Headline

SKB 3 Menteri Seragam Sekolah Tuai Polemik, ini Sikap MUI

INDOPOSCO.ID – Majelis Ulama Indonesia (MUI) mengeluarkan sikap terkait surat keputusan bersama (SKB) tiga menteri tentang penggunaan pakaian seragam dan atribut kekhususan agama di lingkungan sekolah.

Dewan Pimpinan MUI menghargai sebagian SKB yang ditanda tangani Menteri Pendidikan dan Kebudayaan (Mendikbud), Menteri Dalam Negeri (Mendagri) dan Menteri Agama (Menag) ini dengan beberapa pertimbangan.

“SKB ini memastikan hak peserta didik menggunakan seragam dengan kekhasan agama sesuai keyakinannya dan tidak boleh dilarang oleh pemerintah daerah dan sekolah,” ujar Ketua Umum MUI KH Miftachul Akhyar dalam keterangannya, Sabtu (13/2/2021).

Kedua, SKB ini melarang pemerintah daerah dan sekolah memaksakan seragam kekhasan agama tertentu pada penganut agama yang berbeda.
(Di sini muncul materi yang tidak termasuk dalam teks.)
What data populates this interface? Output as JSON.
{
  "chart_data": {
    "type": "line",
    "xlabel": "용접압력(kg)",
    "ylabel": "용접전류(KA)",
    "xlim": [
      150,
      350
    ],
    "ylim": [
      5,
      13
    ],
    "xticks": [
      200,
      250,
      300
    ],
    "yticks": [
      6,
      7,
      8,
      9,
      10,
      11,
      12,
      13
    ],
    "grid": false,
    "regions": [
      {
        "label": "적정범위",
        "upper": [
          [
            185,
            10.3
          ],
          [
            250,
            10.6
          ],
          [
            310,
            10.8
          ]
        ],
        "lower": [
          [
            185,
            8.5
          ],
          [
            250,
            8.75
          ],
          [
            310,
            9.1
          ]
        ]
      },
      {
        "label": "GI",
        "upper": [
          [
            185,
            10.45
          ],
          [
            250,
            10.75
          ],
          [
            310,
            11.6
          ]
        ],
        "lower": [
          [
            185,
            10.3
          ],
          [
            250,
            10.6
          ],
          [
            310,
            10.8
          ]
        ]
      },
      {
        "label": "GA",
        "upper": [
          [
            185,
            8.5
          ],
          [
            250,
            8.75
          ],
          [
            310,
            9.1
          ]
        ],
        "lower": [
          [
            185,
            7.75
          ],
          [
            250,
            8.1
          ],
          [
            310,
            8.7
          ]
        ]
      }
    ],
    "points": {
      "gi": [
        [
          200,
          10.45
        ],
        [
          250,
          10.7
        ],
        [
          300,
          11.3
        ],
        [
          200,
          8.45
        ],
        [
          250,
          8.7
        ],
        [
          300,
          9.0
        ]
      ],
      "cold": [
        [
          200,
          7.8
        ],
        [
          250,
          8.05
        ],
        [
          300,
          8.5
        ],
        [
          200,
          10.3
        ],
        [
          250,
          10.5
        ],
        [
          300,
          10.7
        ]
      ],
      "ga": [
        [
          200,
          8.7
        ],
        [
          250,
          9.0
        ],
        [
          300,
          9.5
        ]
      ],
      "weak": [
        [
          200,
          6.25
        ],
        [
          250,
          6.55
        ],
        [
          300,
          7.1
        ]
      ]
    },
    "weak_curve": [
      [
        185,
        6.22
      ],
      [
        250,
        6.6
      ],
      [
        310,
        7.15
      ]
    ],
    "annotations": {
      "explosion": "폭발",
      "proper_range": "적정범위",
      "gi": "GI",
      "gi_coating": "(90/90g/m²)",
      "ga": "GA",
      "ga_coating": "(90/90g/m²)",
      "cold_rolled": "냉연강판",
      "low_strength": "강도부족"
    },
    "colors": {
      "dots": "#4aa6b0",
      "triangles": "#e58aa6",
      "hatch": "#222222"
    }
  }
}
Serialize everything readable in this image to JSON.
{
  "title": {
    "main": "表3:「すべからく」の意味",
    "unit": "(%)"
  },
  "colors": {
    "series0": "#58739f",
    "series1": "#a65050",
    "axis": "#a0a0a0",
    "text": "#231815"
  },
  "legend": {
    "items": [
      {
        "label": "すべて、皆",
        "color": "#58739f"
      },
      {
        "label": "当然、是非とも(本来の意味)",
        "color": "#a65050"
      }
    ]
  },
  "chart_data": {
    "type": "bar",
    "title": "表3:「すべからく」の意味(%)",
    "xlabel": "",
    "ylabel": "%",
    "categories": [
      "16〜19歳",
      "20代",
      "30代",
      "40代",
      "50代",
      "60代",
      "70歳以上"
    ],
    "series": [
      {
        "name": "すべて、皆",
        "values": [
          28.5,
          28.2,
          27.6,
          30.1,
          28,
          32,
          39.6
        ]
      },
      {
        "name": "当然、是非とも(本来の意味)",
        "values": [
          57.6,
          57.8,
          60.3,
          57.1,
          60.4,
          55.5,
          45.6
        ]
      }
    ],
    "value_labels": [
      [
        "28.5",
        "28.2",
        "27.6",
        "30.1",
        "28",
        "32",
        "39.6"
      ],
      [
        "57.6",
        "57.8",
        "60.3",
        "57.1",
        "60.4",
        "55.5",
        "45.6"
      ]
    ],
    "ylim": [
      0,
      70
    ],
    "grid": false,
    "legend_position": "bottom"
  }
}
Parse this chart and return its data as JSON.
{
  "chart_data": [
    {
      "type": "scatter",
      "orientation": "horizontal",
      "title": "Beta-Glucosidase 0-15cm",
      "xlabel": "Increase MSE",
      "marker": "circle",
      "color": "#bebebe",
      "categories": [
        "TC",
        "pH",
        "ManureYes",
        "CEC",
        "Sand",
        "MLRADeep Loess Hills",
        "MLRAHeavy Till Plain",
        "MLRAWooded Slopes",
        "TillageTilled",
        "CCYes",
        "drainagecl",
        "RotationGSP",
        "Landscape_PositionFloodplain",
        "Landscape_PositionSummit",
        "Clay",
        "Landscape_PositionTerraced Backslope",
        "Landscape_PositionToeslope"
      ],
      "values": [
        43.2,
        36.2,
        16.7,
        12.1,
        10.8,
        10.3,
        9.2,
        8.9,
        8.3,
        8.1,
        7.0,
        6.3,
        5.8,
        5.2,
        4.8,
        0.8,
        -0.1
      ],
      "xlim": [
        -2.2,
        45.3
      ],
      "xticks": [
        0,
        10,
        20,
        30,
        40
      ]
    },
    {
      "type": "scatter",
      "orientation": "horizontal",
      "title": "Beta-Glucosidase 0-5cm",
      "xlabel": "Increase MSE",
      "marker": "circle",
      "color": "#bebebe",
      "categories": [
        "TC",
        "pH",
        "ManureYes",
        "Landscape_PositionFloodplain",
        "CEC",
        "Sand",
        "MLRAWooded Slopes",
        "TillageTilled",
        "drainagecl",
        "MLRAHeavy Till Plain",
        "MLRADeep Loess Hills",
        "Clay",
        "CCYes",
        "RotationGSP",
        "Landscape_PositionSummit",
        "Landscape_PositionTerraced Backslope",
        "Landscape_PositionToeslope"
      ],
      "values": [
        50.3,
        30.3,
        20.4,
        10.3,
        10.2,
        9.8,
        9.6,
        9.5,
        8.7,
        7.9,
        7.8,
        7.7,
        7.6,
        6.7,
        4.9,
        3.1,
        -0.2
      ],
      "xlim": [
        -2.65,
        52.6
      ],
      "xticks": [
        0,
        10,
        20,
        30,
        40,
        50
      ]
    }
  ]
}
Selain itu, menurut Miftachul, MUI meminta dilakukan revisi atas isi SKB tiga menteri, agar tidak memicu polemik, kegaduhan dan ketidakpastian hukum. Salah satunya pada diktum ketiga dari SKB ini yang mengandung tiga muatan dan implikasi yang berbeda.

“Ada implikasi pemerintah daerah dan sekolah tidak boleh melarang penggunaan seragam dengan kekhasan agama tertentu patut diapresiasi, karena memberi perlindungan pelaksanaan agama dan keyakinan masing-masing peserta didik, pendidik dan tenaga kependidikan,” jelasnya.

Lalu, masih ujar Miftachul, dalam ketentuan yang mengandung implikasi pemerintah daerah dan sekolah tidak boleh mewajibkan, memerintahkan mensyaratkan, dan mengimbau penggunaan seragam dengan kekhasan agama tertentu harus dibatasi pada pihak (peserta didik, pendidik dan tenaga kependidikan) yang berbeda agama. Sehingga, tidak terjadi pemaksaan kekhasan agama tertentu pada pemeluk agama yang lain.

“Bila kewajiban, perintah, persyaratan, atau imbauan itu diberlakukan terhadap peserta didik yang seagama, pemerintah tidak perlu melarang. Sekolah dapat saja memandang hal itu bagian dari proses pendidikan agama dan pembiasaan akhlak mulia terhadap peserta didik,” terangnya.